Coincheck Comes to Washington
Among the headlines swirling through the cryptoverse last week was the news that Japan’s largest exchange was coming to America. Coincheck—whose prior claim to fame came from losing more money than Mt Gox—is planning a movie-style comeback in the United States. The Tokyo-based brokerage, which was bought out by Monex after the theft of $530 million in Nem, is also planning a fresh start at home, with an official license from Japan’s Financial Services Agency.
There’s just one catch. In order to reenter the good graces of the Japanese authorities, Coincheck had to end its services in privacy coins like Monero, Dash and Zcash, all three of which the FSA is doing its best to “discourage.” Monero in particular was singled out as the “crypto for criminals.”

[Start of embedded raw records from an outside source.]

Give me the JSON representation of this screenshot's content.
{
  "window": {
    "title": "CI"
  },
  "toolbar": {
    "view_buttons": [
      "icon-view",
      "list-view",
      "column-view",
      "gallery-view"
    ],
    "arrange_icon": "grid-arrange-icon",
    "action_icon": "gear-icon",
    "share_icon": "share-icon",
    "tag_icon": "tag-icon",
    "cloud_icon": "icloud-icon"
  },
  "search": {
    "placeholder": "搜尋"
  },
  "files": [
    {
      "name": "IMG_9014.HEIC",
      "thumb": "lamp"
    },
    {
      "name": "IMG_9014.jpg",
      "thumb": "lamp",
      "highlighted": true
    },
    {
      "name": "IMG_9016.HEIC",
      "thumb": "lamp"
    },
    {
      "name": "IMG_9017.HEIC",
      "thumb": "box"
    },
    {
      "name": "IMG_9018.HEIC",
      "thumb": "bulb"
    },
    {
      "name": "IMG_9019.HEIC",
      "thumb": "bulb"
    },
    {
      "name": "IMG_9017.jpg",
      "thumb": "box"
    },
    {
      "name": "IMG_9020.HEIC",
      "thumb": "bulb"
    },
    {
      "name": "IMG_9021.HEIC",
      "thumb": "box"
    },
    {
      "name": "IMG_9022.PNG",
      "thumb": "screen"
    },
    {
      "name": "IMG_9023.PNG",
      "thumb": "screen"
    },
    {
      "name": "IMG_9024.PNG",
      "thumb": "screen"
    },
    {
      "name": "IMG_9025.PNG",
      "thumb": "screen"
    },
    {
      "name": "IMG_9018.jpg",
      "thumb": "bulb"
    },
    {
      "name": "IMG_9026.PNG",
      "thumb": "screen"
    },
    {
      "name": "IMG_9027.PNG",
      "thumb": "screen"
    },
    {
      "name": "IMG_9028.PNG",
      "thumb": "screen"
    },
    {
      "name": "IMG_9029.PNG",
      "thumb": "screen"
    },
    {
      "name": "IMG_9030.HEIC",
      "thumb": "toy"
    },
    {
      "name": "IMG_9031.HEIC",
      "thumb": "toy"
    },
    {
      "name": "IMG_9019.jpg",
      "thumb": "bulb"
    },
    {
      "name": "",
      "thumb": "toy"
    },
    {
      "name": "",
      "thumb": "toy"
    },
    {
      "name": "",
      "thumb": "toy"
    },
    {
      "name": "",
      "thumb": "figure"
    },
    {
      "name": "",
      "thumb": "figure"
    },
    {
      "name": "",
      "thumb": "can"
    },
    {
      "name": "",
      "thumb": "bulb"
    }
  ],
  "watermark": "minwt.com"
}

Curiously, Monex’s CEO picked an unexpected reason for the interest in the United States: the favorable regulatory environment. “Japan may seem like it’s one step ahead in crypto, but in terms of deciding what’s a security or a token and attracting institutional investors, the U.S. and Europe are moving ahead,” CEO Oki Matsumoto told Bloomberg.
Et Tu, Bitfinex?
Another tiny tempest stirred in the crypto-teacup last week when Bitfinex, the sixth-largest exchange, notified users that their identities and tax data would be shared with the government. “Under the laws of the British Virgin Islands,” Bitfinex told its users, “we are required to report certain account information to the BVI government,”.
The news inspired a tiny Twitterstorm among users who favored the exchange for its lax KYC-AML policies. Whalepool, a loose network of online traders and market makers, “strongly disavowed” the capitulation and urged its members to withdraw their funds from Bitfinex.
But the flight scarcely dented Bitfinex, whose cold wallet is still overflowing with more than 191,000 BTC.
Coinbase Ready to Play By the Rules
But these moves were dwarfed by events at Coinbase, where America’s largest Bitcoin dealer continued seeking institutional approval. According to the Wall Street Journal, Coinbase has approached US regulators to discuss the possibility of securing a banking license for the billion-dollar-per-year cryptocurrency exchange.
This overture was the latest shot in Coinbase’s charm offensive with American financial regulators. A month earlier, Coinbase was entreating the SEC for approval to trade securities, in advance of a possible launch of ERC-20 and other grey-area tokens. Last year, the exchange relented in its legal battle with American tax authorities and identified its American clients to the IRS.
As Winds Change, Exchanges Are Sailing With Them
The idea that cryptocurrency exchanges would one day seek approval from the highest government authorities was once as outlandish as the possibility that approval would be granted. But now, as Bitcoin and the other digital currencies push at the doors of government regulators–and as those doors turn out to be unlocked–it’s becoming evident that crypto is not such a financial taboo after all.
More to the point, this trend also shows a crypto community that’s less interested in resisting the law than in submitting to reasonable regulation. If cryptocurrency were truly nothing more than a refuge for tax cheats, we would expect the exchanges to suffer worse consequences than a few angry tweets. To the contrary, the widest reaction seems to have been one of relief at another step towards crypto acceptance.
The author is invested in Bitcoin, Monero and Dash, which are mentioned in this article, as well as other cryptocurrencies and blockchain startups.